To give an example of my problem, let's consider the toy dataset below, where I have just three sessions: a, b, c. Session a and b registered three events, session c two. Moreover, I have three missing id values.
| DATE |sess_id|
----------------------------------
0 | 2018-01-01 00:19:01 | a |
1 | 2018-01-01 00:19:05 | b |
2 | 2018-01-01 00:21:07 | a |
3 | 2018-01-01 00:22:07 | b |
4 | 2018-01-01 00:25:09 | c |
5 | 2018-01-01 00:25:11 | Nan |
6 | 2018-01-01 00:27:28 | c |
7 | 2018-01-01 00:29:29 | a |
8 | 2018-01-01 00:30:35 | Nan |
9 | 2018-01-01 00:31:16 | b |
10 | 2018-01-01 00:35:22 | Nan |
...
[Image_Timeline example][1]
This is what I would like to obtain:
| DATE |sess_id|
----------------------------------
0 | 2018-01-01 00:19:01 | a |
1 | 2018-01-01 00:19:05 | b |
2 | 2018-01-01 00:21:07 | a |
3 | 2018-01-01 00:22:07 | b |
4 | 2018-01-01 00:25:09 | c |
5 | 2018-01-01 00:25:11 | -99 |
6 | 2018-01-01 00:27:28 | c |
7 | 2018-01-01 00:29:29 | a |
8 | 2018-01-01 00:30:35 | b |
9 | 2018-01-01 00:31:16 | b |
10 | 2018-01-01 00:35:22 | 0 |
...
In this way I will be able to recover at least some of the events without session code.
I think that maybe the first thing to do is to compute two new columns showing the first and last time value for each session, something like that:
foo['last'] = foo.groupby('sess_id')['DATE'].transform(max)
foo['firs'] = foo.groupby('SESSIONCODE')['DATE'].transform(min)
And then use first-last time value to check whether each event whose session id is unknown falls withing that range.
Your intuition seems fine by me, but you can't apply it this way since your dataframe foo doens't have the same size as your groupby dataframe. What you could do is map the values like this:
foo['last'] = foo.sess_id.map(foo.groupby('sess_id').DATE.max())
foo['first'] = foo.sess_id.map(foo.groupby('sess_id').DATE.min())
But I don't think it's necessary, you can just use the groupby dataframe as such.

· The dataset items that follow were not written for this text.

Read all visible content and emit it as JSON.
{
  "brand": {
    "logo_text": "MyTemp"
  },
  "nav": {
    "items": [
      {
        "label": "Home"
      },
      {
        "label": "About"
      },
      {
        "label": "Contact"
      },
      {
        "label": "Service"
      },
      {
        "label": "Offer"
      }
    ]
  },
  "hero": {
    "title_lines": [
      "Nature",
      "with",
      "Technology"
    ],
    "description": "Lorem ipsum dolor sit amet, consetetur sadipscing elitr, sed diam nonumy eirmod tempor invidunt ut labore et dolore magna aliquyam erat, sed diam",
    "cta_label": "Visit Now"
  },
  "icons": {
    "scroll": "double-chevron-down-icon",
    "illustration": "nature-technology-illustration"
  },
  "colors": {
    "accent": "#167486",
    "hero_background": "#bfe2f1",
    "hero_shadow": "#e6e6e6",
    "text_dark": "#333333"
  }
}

A way to solve your problem could be to look for the missing values in sess_id column, and apply a custom function to the corresponding dates:
def my_custom_function(time):
current_sessions = my_agg.loc[(my_agg['min']<time) & (my_agg['max']>time)]
count = len(current_sessions)
if count == 0:
return 0
if count > 1:
return -99
return current_sessions.index[0]
my_agg = foo.groupby('sess_id').DATE.agg([min,max])
foo.loc[foo.sess_id.isnull(),'sess_id'] = foo.loc[foo.sess_id.isnull(),'DATE'].apply(my_custom_function)
Output:
DATE sess_id
0 2018-01-01 00:19:01 a
1 2018-01-01 00:19:05 b
2 2018-01-01 00:21:07 a
3 2018-01-01 00:22:07 b
4 2018-01-01 00:25:09 c
5 2018-01-01 00:25:11 -99
6 2018-01-01 00:27:28 c
7 2018-01-01 00:29:29 a
8 2018-01-01 00:30:35 b
9 2018-01-01 00:31:16 b
10 2018-01-01 00:35:22 0
I think it performs what you are looking for, though the output you posted in your question seems to contain typos.